Именно здесь анализ истории как события, выбора, драмы, короче говоря, как «кризиса», соприкасается с теологией истории. Это происходит не по воле случая, а принципиальным образом — через виновность. Перечитайте «Книгу Судей из-раилевых» и Псалмы: в них вы найдете темы национальной надменности, злой ненависти, инфантильного страха: Египет, Ассирия, великие соседние земли были для Израиля свидетелями исторической вины: Израиль также был виновен, поскольку жаждал повторить воплощение их мечты о величии. Мария говорит в Благовествовании: «рассеял надменных помышлениями сердца их; низложил сильных с престолов, и вознес смиренных».
Я думаю, что одна из задач теологии истории должна заключаться в том, чтобы в свете современного опыта государства и опыта концентрационных лагерей, опираясь на психологию и психоанализ страстей, вернуться к библейской критике сильных мира сего. И самой большой ошибкой было
бы мы не заметить связи между величием и виновностью, являющейся как бы двойственностью исторической возможности. Необходимо знать, что там, где есть виновность, есть и величие.
Мы видим, как важно опираться на теологию, чтобы определить место, где возникает виновность как свойство истории, понимаемой в качестве человеческого проекта, выбора и кризиса. Виновность рождается исключительно там, где история предоставляет возможность для величия. План прогресса остается инструментальным; у инструмента нет вины, он является благом в той мере, в какой выражает предназначение человека в творении; вот почему, размышляя о прогрессе, правомерно испытывать чувство оптимизма.
Однако, если для придания виновности того или иного смысла необходимо воспринимать историю как кризис, то, напротив, теология виновности, сообщая нам восприимчивость к драматизму истории и призывая к размышлению о виновности, способна призывать нас и к бдительности; вина возникает только в универсуме событий; только двойственная история, история, способная утрачивать себя и вновь возрождаться, история открытая и неопределенная, где шансы и риск переплетаются друг с другом, может быть виновной. Природное существо не может быть виновным — им может стать только историческое существо.
Здесь мы затрагиваем один из тех моментов, где экзистенциальный и теологический аспекты смыкаются.

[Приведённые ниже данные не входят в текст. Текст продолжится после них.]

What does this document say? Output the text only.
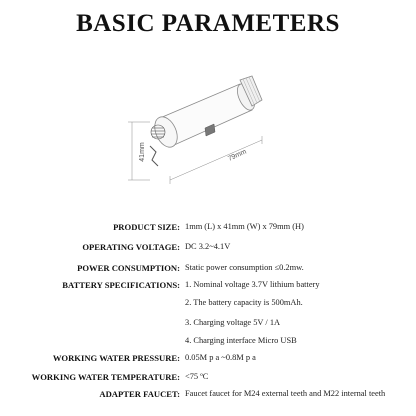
BASIC PARAMETERS
41mm	79mm
PRODUCT SIZE: 1mm (L) x 41mm (W) x 79mm (H)
OPERATING VOLTAGE: DC 3.2~4.1V
POWER CONSUMPTION: Static power consumption ≤0.2mw.
BATTERY SPECIFICATIONS: 1. Nominal voltage 3.7V lithium battery
2. The battery capacity is 500mAh.
3. Charging voltage 5V / 1A
4. Charging interface Micro USB
WORKING WATER PRESSURE: 0.05M p a ~0.8M p a
WORKING WATER TEMPERATURE: <75 ºC
ADAPTER FAUCET: Faucet faucet for M24 external teeth and M22 internal teeth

Драматическое видение истории имеет гораздо больше общего с христианской теологией, чем рационализм Просвещения, который уничтожил ту почву, на которой могла произрасти теология — почву двойственности.
План надежды
Однако христианский смысл истории не исчерпывается перемежающими друг друга ситуациями выбора и кризисами, величием и виновностью и прежде всего потому, что греховность не является центром христианской веры: греховность не является даже одним из пунктов христианской веры: верят не в грех, а в спасение.
Каким образом надежда на спасение сосуществует с нашим смыслом истории, со свойственным человеку умением
жить исторически? Какую новую характеристику прибавляет она к нашему видению истории?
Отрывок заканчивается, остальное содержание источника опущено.